The social situation is worrying. The official unemployment rate, which has reached its highest levels of the past 11 years, is close to 13% of the workforce. 75% of all employees work in the illegal economy and 18% of the population lives below the poverty line.

Main industries

Agriculture contributes around 14% of the GDP and employs about a third of the active population. The warm climate and the abundant Nile water allows for several annual harvests. The main crops are cereals, cotton, sugar cane and beets.

Egypt remains a country with little industry. With its diverse natural reserves (gold, minerals, iron, oil and gas), oil and gas-related activities and the secondary sector account for just over a third of the GDP. Egypt is the world’s sixth largest exporter of natural gas.

Finally, the tertiary sector represents around 50 % of the Egyptian GDP and employs 45% of the population.

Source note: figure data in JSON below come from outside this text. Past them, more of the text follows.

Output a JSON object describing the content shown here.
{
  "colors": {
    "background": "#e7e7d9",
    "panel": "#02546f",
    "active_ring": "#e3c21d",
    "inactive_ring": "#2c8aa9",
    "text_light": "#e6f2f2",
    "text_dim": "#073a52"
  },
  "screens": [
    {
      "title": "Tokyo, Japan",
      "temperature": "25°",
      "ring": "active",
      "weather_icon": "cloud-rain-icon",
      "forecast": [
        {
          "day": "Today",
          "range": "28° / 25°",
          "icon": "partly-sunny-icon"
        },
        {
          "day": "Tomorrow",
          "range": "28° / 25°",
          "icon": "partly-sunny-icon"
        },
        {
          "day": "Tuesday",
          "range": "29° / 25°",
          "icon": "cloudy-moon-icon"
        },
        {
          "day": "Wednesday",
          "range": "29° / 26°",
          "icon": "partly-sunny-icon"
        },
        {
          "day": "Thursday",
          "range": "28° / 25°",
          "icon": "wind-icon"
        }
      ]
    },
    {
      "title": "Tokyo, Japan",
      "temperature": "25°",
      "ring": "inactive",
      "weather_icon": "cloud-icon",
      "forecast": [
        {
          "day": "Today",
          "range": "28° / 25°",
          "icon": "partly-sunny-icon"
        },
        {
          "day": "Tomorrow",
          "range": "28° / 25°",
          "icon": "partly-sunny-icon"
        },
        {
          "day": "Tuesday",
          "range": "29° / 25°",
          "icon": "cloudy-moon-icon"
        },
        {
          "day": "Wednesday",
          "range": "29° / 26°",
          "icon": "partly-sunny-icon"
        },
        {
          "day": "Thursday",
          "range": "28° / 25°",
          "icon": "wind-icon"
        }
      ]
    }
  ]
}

It is largely dominated by revenues from telecommunications and from tourism (the tourist industry brings nearly 10b in annual revenues).

In spite of its economy’s diversification, the country still depends for a large part of its income on the Suez Canal.

Foreign trade overview

Trade represents over 45% of the country's GDP (average for 2010-2012). The Egyptian market is gradually opening up, especially after signing an agreement with the European Free Trade Association (EFTA) in 2006, and promoting a free trade treaty with the United States.

Its three primary export partners are the European Union, which represents more than a third of the trade, United States and Syria. The EU and the USA absorb almost 60% of Egyptian exports. Egypt mainly exports mineral fuels and oil, cotton, iron and steel. It imports mainly consumer electronic goods and capital goods, nuclear reactors and nuclear-powered boilers, cereals, food products and chemical products.

Egypt has a trade deficit. In 2012, the economic slowdown in Europe lead to a weaker demand for Egyptian exports, while the import bill grew due to a rise in the price of grain and raw materials (timber, iron). The deficit therefore deepened in 2012, then diminished in 2013 due to exports rising more quickly than imports. A worsening of the trade balance is expected in the coming years.


Before the political crisis, the rapid influx of new investments over the past few years made Egypt the largest recipient of FDIs in the Middle East and 3rd in the Arab world, after Saudi Arabia and United Arab Emirates. The dynamic growth of the Egyptian economy (around 7% before the crisis), its strategic geographical position, low labor costs and skilled workforce, a unique tourist potential, substantial energy reserves, large domestic market and the success of reforms undertaken by the authorities (including many privatizations) were all factors that may explain this sharp rise of FDI. The regional context should also be taken into account, as Egypt benefited from abundant liquidity coming from the Gulf countries, as a direct result of the increase in revenues generated by oil exports.

Having dried out due to the global economic crisis and later in 2011 the sociopolitical revolution, FDI inflows recovered in 2012. According to official estimates, FDI flux have risen by 33% in the course of the fiscal year 2012-2013. According to the World Investment Report 2013 published by the UNCTAD, Egypt is the 7th largest recipient of FDI in Africa. FDI comes mainly from the European Union, the United States and the Arab countries. Investments focus primarily on tourism, construction, telecommunications, financial services, energy, and healthcare.